Allerdings sorgen nicht nur die finanziellen Aspekte für Sorgenfalten bei Rummenigge. Der Vorstandschef sieht vielmehr "eine Fußball-Kultur, die den Bach runter geht".

"Es gibt keine Atmosphäre, keine Emotionen. Aber ich weiß nicht, wie lange der Fußball das aushält. Es ist alles sehr traurig", so Rummenigge, der befürchtet, dass der Fußball "einen großen Schaden" erleiden wird und es zu einer "Entwöhnung der Fans" kommen könnte. "Die Zukunft des Fußballs steht im Moment wirklich auf tönernen Füßen", bedauerte der Funktionär.
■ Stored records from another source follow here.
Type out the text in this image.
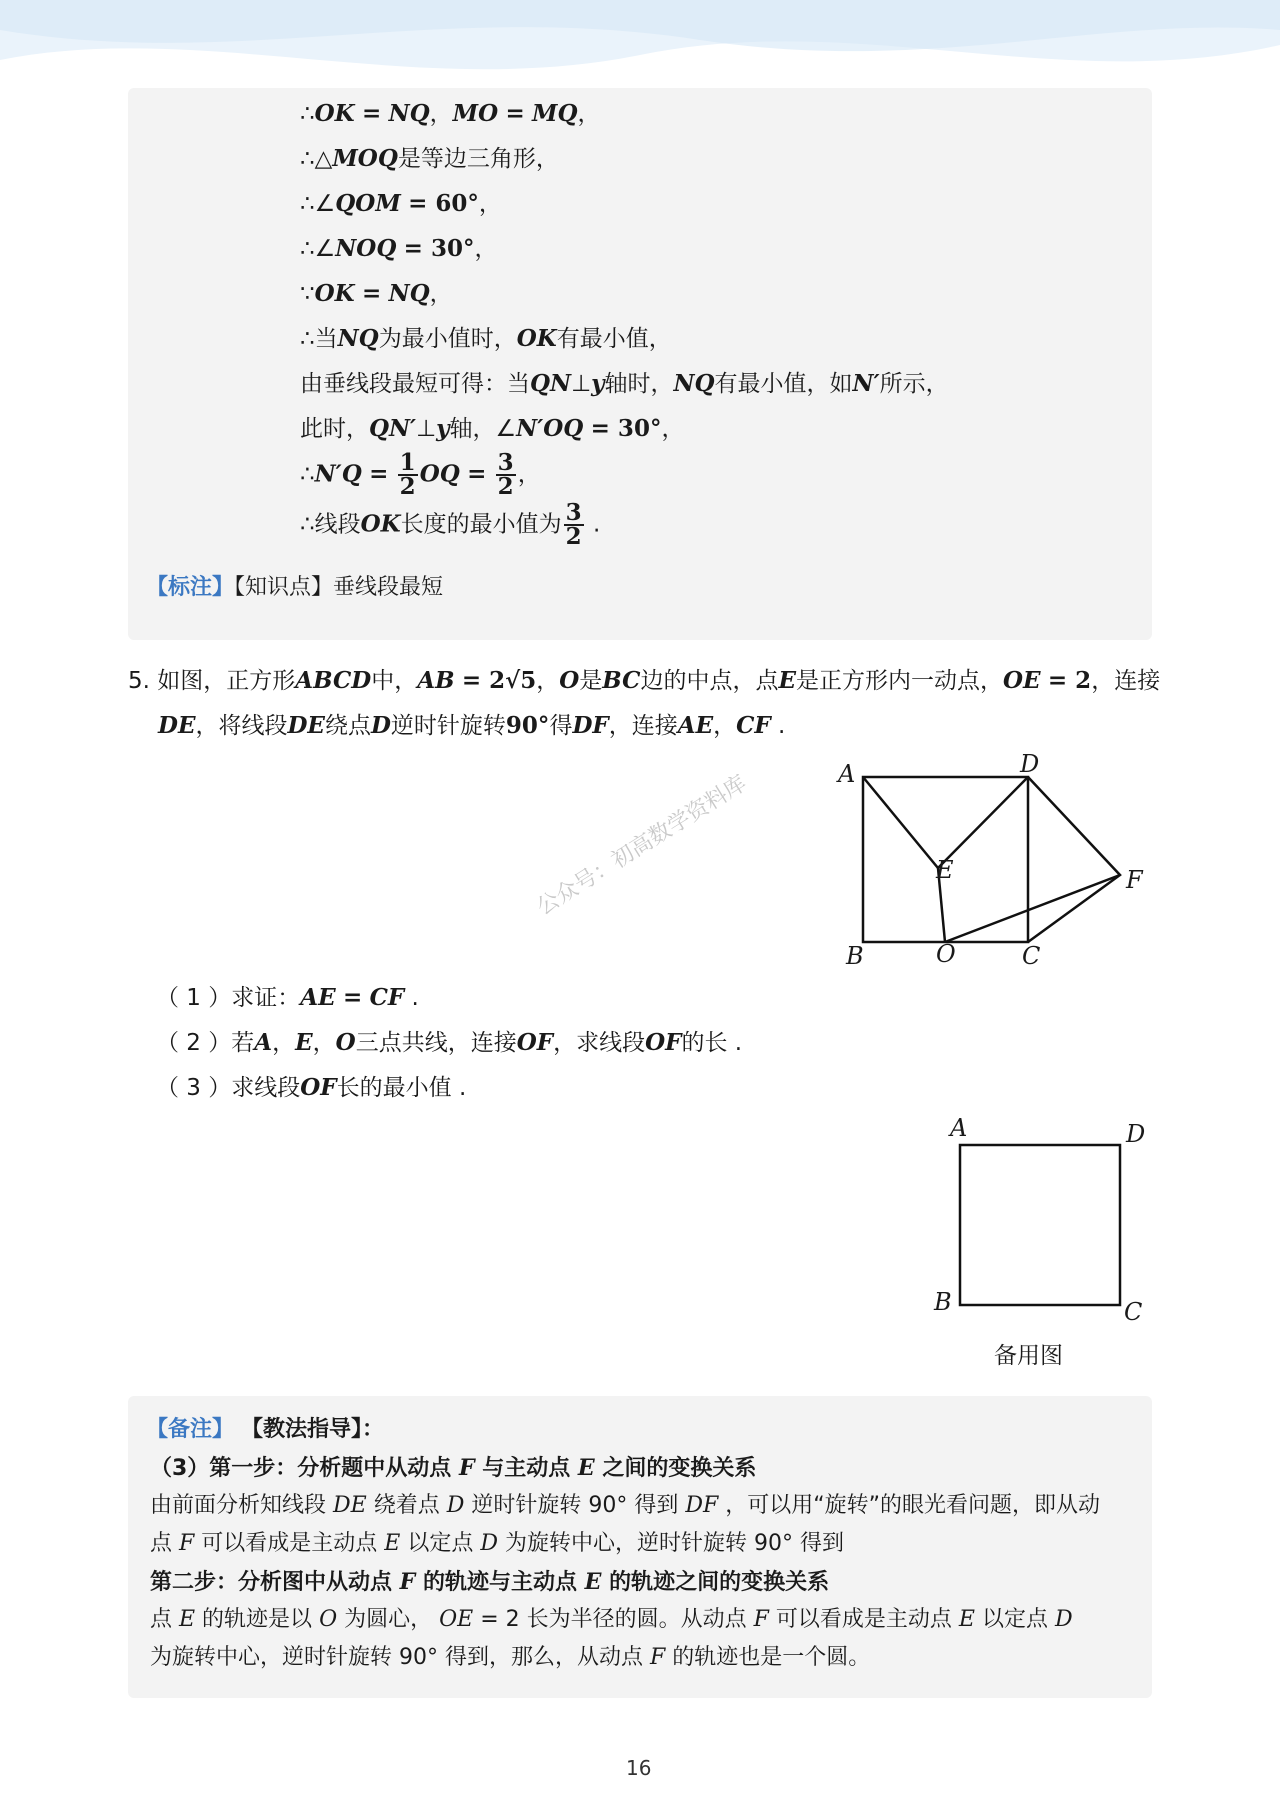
∴OK = NQ，MO = MQ，
∴△MOQ是等边三角形，
∴∠QOM = 60°，
∴∠NOQ = 30°，
∵OK = NQ，
∴当NQ为最小值时，OK有最小值，
由垂线段最短可得：当QN⊥y轴时，NQ有最小值，如N′所示，
此时，QN′⊥y轴，∠N′OQ = 30°，
∴N′Q = $\frac{1}{2}$ OQ = $\frac{3}{2}$ ，
∴线段OK长度的最小值为 $\frac{3}{2}$ .
【标注】【知识点】垂线段最短
5. 如图，正方形ABCD中，AB = 2√5，O是BC边的中点，点E是正方形内一动点，OE = 2，连接
DE，将线段DE绕点D逆时针旋转90°得DF，连接AE，CF .
A	D
E	F
B	O	C
公众号：初高数学资料库
（ 1 ）求证：AE = CF .
（ 2 ）若A，E，O三点共线，连接OF，求线段OF的长 .
（ 3 ）求线段OF长的最小值 .
A	D
B	C
备用图
【备注】 【教法指导】：
（3）第一步：分析题中从动点 F 与主动点 E 之间的变换关系
由前面分析知线段 DE 绕着点 D 逆时针旋转 90° 得到 DF ，可以用“旋转”的眼光看问题，即从动
点 F 可以看成是主动点 E 以定点 D 为旋转中心，逆时针旋转 90° 得到
第二步：分析图中从动点 F 的轨迹与主动点 E 的轨迹之间的变换关系
点 E 的轨迹是以 O 为圆心， OE = 2 长为半径的圆。从动点 F 可以看成是主动点 E 以定点 D
为旋转中心，逆时针旋转 90° 得到，那么，从动点 F 的轨迹也是一个圆。
16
In dem Interview äußerte sich Rummenigge auch zum Image Deutschen Fußball-Bundes (DFB), das er als  schwer beschädigt ansieht.

"Geld, Vermarktung und Politik haben Priorität, aber nicht der Fußball", sagte der Vorstandschef von Bayern München und forderte: "Der DFB muss dringend in ruhiges Fahrwasser zurückkehren. Das ist die primäre Aufgabe von Präsident Fritz Keller."

Karl-Heinz Rummenigge moniert "Wertewandel" im DFB

Der frühere Nationalmannschaftskapitän attestierte dem Verband einen "gewissen Wertewandel" seit dem WM-Triumph 2014: "Es wurde versucht, diesen großen Erfolg finanziell auszunutzen. Mit großen neuen Sponsoring-Verträgen und vielem mehr." Von den Münchner Nationalspielern wisse er, dass sie am Rande der Länderspiele "vermehrt Sponsoring-Termine" absolvieren mussten.

Auch der Bundestrainer sei ein Opfer der finanziellen Interessen. "Der arme Jogi Löw, der jetzt von allen Seiten kritisiert wird, musste ein Freundschaftsspiel gegen die Türkei bestreiten, damit Geld in die Kassen kommt, angeblich fehlen 15 Millionen Euro", sagte Rummenigge und schimpfte: "Was sind 15 Millionen im Vergleich zu dem, was die Bundesliga-Klubs verlieren?"

Der Vorrang von Geld, Vermarktung und Politik gelte "in Teilen auch für die UEFA und FIFA", kritisierte der 65-Jährige. Sein Hauptgroll gilt aber dem DFB. Rekordnationalspieler Lothar Matthäus habe mit seiner jüngsten Kritik "in vielem recht", betonte Rummenigge.

"Das ist einfach nicht okay"

Als Beispiel nannte er, dass der Verband an Ex-Nationalspieler keine Freikarten mehr ausgebe. Dieses Problem ließe sich lösen, "wenn man das wirklich will. Der DFB will das offensichtlich nicht wirklich."

Bei der Feier zum 30. Jubiläum des WM-Triumphs von 1990, die von Matthäus und Andreas Brehme selbst organisiert wurde, habe sich der DFB "über Corona rausgeredet", monierte Rummenigge: "Das ist einfach nicht okay." Und auch beim 75. Geburtstag von "Kaiser" Franz Beckenbauer "kam nichts" vom Verband.